French Interior Minister Bernard Cazeneuve is due to meet with other European officials on Monday regarding the situation at Calais, which has reached crisis point. Thousands of people, many from war-torn Syria, have gathered at the port and are attempting to cross the channel to Britain, where they hope to claim refuge. A further emergency meeting of European Union officials will take place on September 14.
These meetings will come after a string of migrant deaths across the continent in recent months, as record numbers have made the risky journey to Europe from the middle east and North Africa.
Two separate tragedies hit headlines last week.
On Friday, Austrian authorities confirmed that 71 people, including four children, had been found dead after suffocating in a refrigerated truck discovered on the side of a major highway leading to Vienna, news wires reported.
It topped previous estimates that set the death toll near 20. Speaking at a press conference Friday, Austrian police said they had found Syrian travel documents among the bodies.
Authorities suspect the truck was parked on the side of the highway 24 hours before being discovered Thursday, though it's not yet clear how long migrants had been locked inside.
Five people have been arrested in connection with the tragedy as of Sunday, police said Sunday, including a Bulgarian citizen, according to Reuters. During Friday's press conference, authorities said they suspected a Bulgarian-Hungarian human trafficking ring may be responsible.
Meanwhile, a number of bodies were discovered on shore in Libya after a boat carrying an estimated 400 people sank off the coast on Thursday, according to Reuters reports. Approximately 198 had been rescued, with more than 200 feared dead.
A further 37 people were killed as another boat capsized off the Libyan coast Sunday, according to reports. It's not yet clear how many migrants were on board.
Approximately 2,500 refugees and migrants are believed to have died or gone missing trying to reach Europe this year alone, a spokesperson for the United Nations High Commissioner for Refugees (UNHCR) said in a briefing Friday. These estimates did not include the latest Libyan boat.

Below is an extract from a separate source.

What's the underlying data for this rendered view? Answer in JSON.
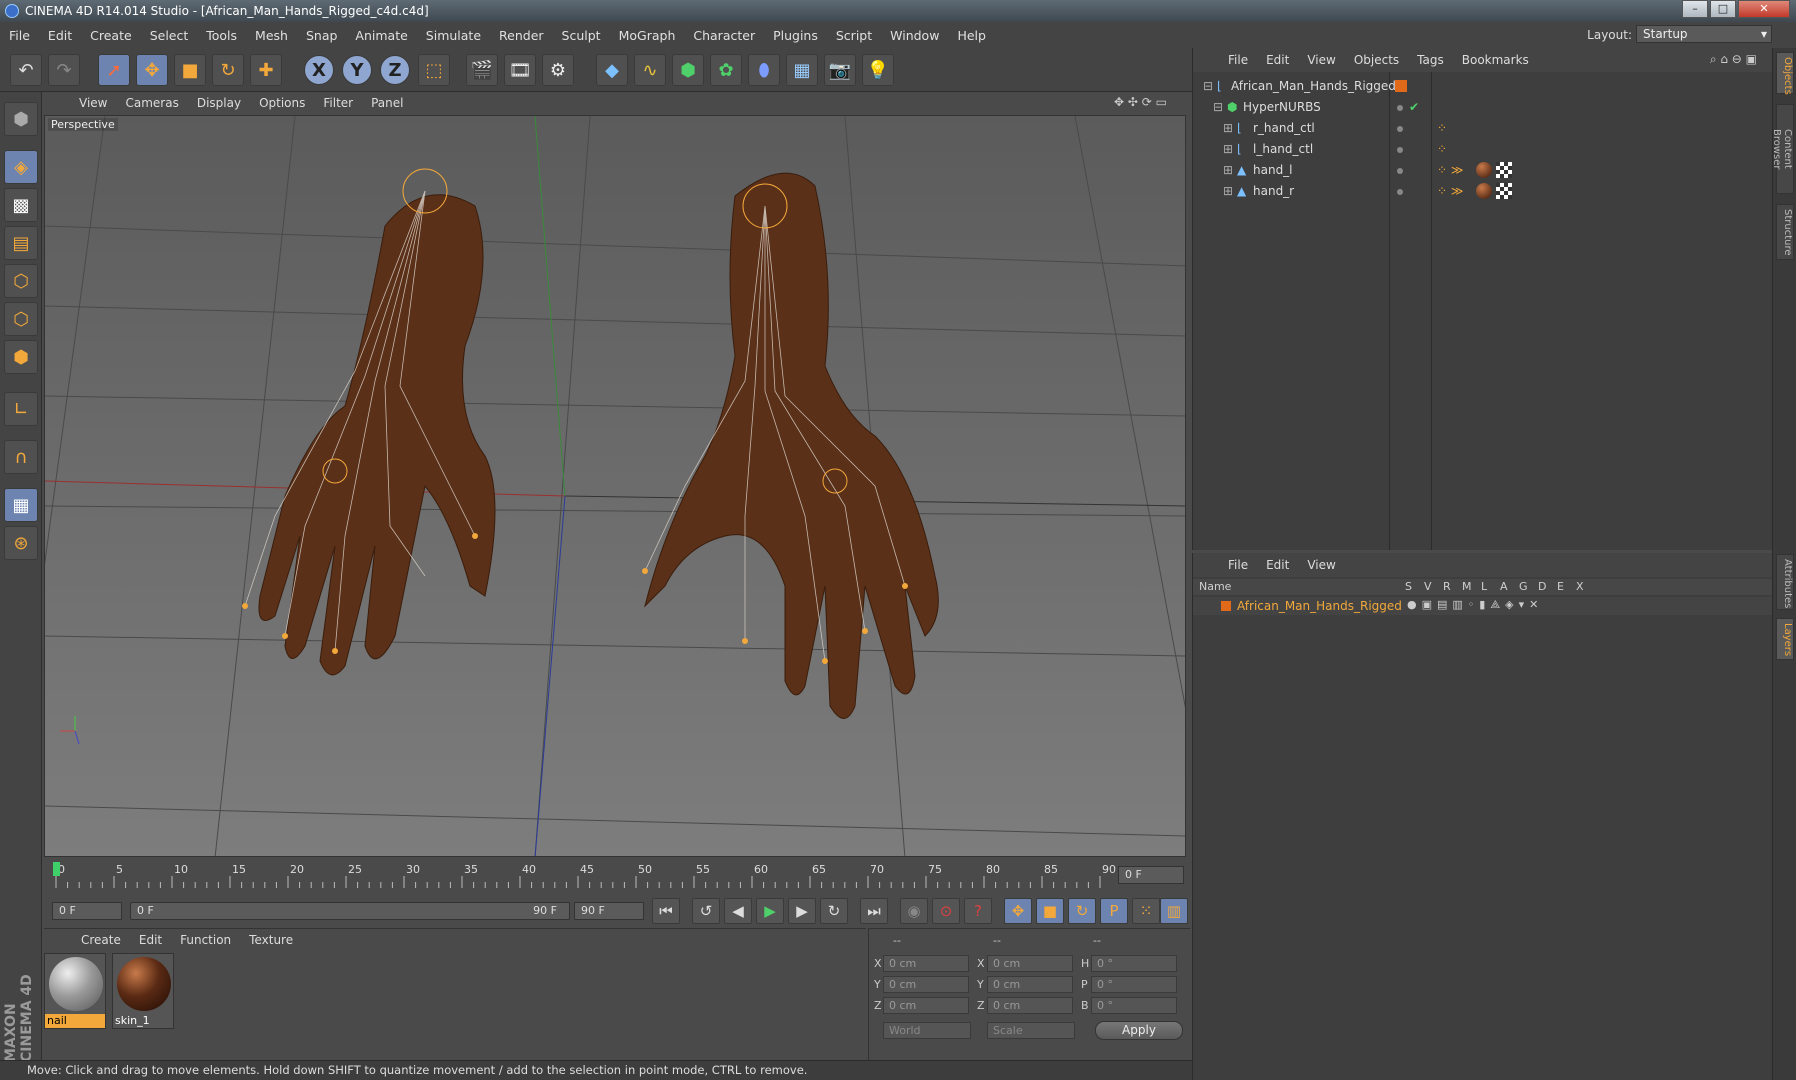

The number of refugees and migrants crossing the Mediterranean into Europe has exceeded 300,000 over the last eight months, topping the 219,000 which arrived in the entirety of 2014, according to UNHCR estimates.
Numbers have proved overwhelming in countries gripped in their own economic struggles, like Greece, where 200,000 people have landed this year. A further 110,000 people have arrived on the Italian shore.
"Every time there is a big tragedy like this, there's a lot of international attention...but clearly the steps taken thus far are insufficient," Judith Sutherland, associate director for Human Right Watch's Europe and Central Asia division, told CNBC.
She said it was crucial that policymakers start resettling those recognized as refugees by the UNHCR and address the disproportionate burden put on Greece and Italy by attempting to distribute asylum seekers across the European Union.
"If migrants who have arrived in Greece had prospects of orderly relocation within fairly short amount of time, maybe they wouldn't undergo the perilous journey on foot northward, where they face abuse at borders, problems with police, and abuse by smugglers," Sutherland said.
She added that European politicians were being road-blocked by anti-immigrant rhetoric from right-wing parties, making it difficult for countries to take action or have a rational debate about the migrant crisis.
This weekend, Theresa May, the home secretary of the U.K.'s ruling Conservative party, said that migrants should be banned from Britain unless they had a job lined up, in an article in the Sunday Times newspaper.
Meanwhile, Hungary is erecting a wall along its border with Serbia in an attempt to control the inflow of migrants.
Speaking in Berlin on Friday, German Chancellor Angela Merkel said progress was being made to combat the situation.
"There are already very intensive efforts at the EU level taking place about how we can better cope with this issue," she said, according to Reuters.
"There is fortunately already a high level of agreement between Germany and France that gives me a lot of hope that we will be able to come up with solutions," the Chancellor added.